Это было сказано со всей ответственностью, и Вашек уезжал из Гамбурга еще более озабоченный. По всем его расчетам и предположениям цирку Умберто надлежало уже сидеть на мели. Подсчитывая благополучные и неблагополучные дни в месяце, благоприятные и неблагоприятные месяцы в году, он неизменно получал дефицит и никак не мог понять, из каких средств Стеенговер покрывает его. Размеров личного состояния Бервицев он не знал. Судя по слухам, тесть давно уже израсходовал все сбережения, сделанные им в лучшие времена. И все-таки деньги должны были откуда-то поступать, хотя бы по капле, ибо Стеенговер, пусть с трудом, но все же оплачивал счета и не испугался даже нового заказа на афиши. Вашек частенько делился своими мыслями с отцом, когда во время летних странствий им удавалось выкроить минутку-другую для доверительной беседы. Карас-старший проявлял интерес к тому, о чем говорил ему Вашек, интерес и озабоченность — ведь от успехов цирка зависело благополучие его сына и будущее внука. И чего при всей своей проницательности, не замечал Вашек, то со временем благодаря выработанной за долгие годы наблюдательности обнаружил его отец.

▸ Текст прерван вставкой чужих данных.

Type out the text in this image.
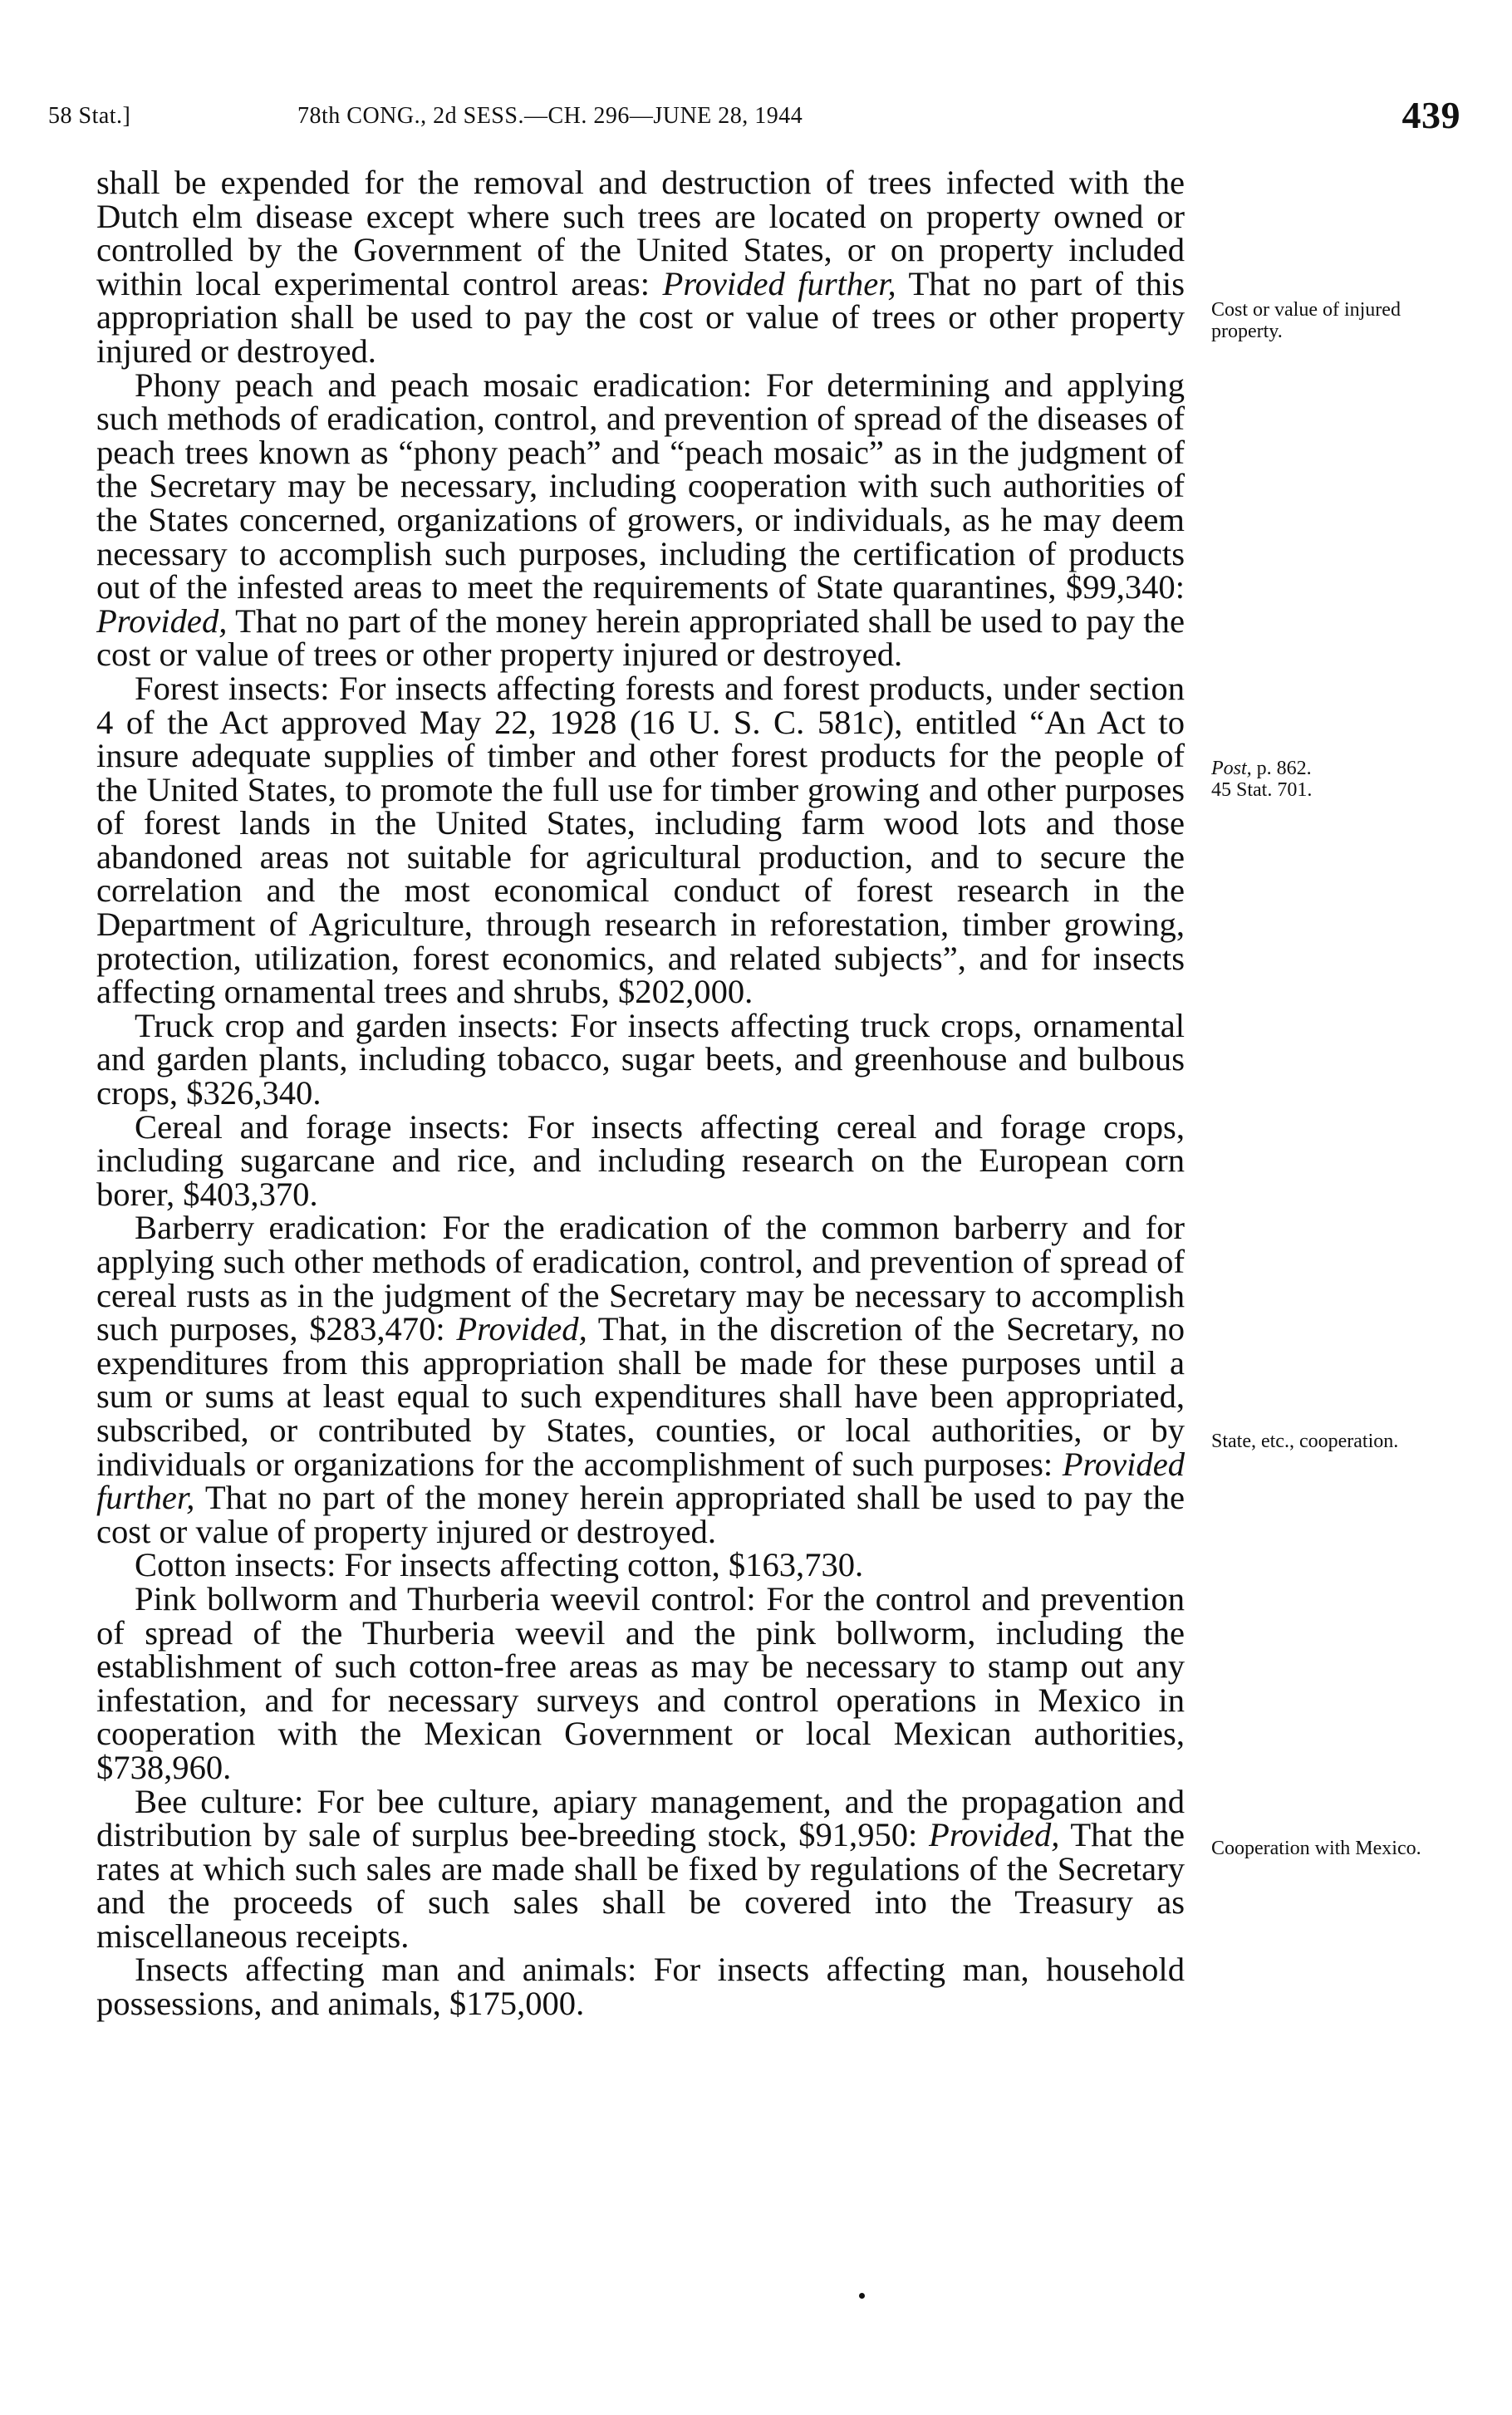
58 Stat.]	78th CONG., 2d SESS.—CH. 296—JUNE 28, 1944	439

shall be expended for the removal and destruction of trees infected with the Dutch elm disease except where such trees are located on property owned or controlled by the Government of the United States, or on property included within local experimental control areas: Provided further, That no part of this appropriation shall be used to pay the cost or value of trees or other property injured or destroyed.

Phony peach and peach mosaic eradication: For determining and applying such methods of eradication, control, and prevention of spread of the diseases of peach trees known as “phony peach” and “peach mosaic” as in the judgment of the Secretary may be necessary, including cooperation with such authorities of the States concerned, organizations of growers, or individuals, as he may deem necessary to accomplish such purposes, including the certification of products out of the infested areas to meet the requirements of State quarantines, $99,340: Provided, That no part of the money herein appropriated shall be used to pay the cost or value of trees or other property injured or destroyed.

Forest insects: For insects affecting forests and forest products, under section 4 of the Act approved May 22, 1928 (16 U. S. C. 581c), entitled “An Act to insure adequate supplies of timber and other forest products for the people of the United States, to promote the full use for timber growing and other purposes of forest lands in the United States, including farm wood lots and those abandoned areas not suitable for agricultural production, and to secure the correlation and the most economical conduct of forest research in the Department of Agriculture, through research in reforestation, timber growing, protection, utilization, forest economics, and related subjects”, and for insects affecting ornamental trees and shrubs, $202,000.

Truck crop and garden insects: For insects affecting truck crops, ornamental and garden plants, including tobacco, sugar beets, and greenhouse and bulbous crops, $326,340.

Cereal and forage insects: For insects affecting cereal and forage crops, including sugarcane and rice, and including research on the European corn borer, $403,370.

Barberry eradication: For the eradication of the common barberry and for applying such other methods of eradication, control, and prevention of spread of cereal rusts as in the judgment of the Secretary may be necessary to accomplish such purposes, $283,470: Provided, That, in the discretion of the Secretary, no expenditures from this appropriation shall be made for these purposes until a sum or sums at least equal to such expenditures shall have been appropriated, subscribed, or contributed by States, counties, or local authorities, or by individuals or organizations for the accomplishment of such purposes: Provided further, That no part of the money herein appropriated shall be used to pay the cost or value of property injured or destroyed.

Cotton insects: For insects affecting cotton, $163,730.

Pink bollworm and Thurberia weevil control: For the control and prevention of spread of the Thurberia weevil and the pink bollworm, including the establishment of such cotton-free areas as may be necessary to stamp out any infestation, and for necessary surveys and control operations in Mexico in cooperation with the Mexican Government or local Mexican authorities, $738,960.

Bee culture: For bee culture, apiary management, and the propagation and distribution by sale of surplus bee-breeding stock, $91,950: Provided, That the rates at which such sales are made shall be fixed by regulations of the Secretary and the proceeds of such sales shall be covered into the Treasury as miscellaneous receipts.

Insects affecting man and animals: For insects affecting man, household possessions, and animals, $175,000.

Cost or value of injured property.
Post, p. 862.
45 Stat. 701.
State, etc., cooperation.
Cooperation with Mexico.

Однажды осенью, уже после возвращения в Гамбург, старый Карас подмигнул сыну, приглашая его на что-то взглянуть. Он привел Вашека в небольшой закуток перед комнатой, унаследованной Кергольцем от Гарвея. Там лежала груда старой обуви, из которой Карас выудил и молча протянул сыну пару дамских туфель.
— Что это? — спросил Вашек, недоуменно вертя их в руках.
Отец, по-прежнему молча, взял у него из рук то, что когда-то было туфлями, снова положил их на кучу старья, вывел сына на улицу и там взял его под руку.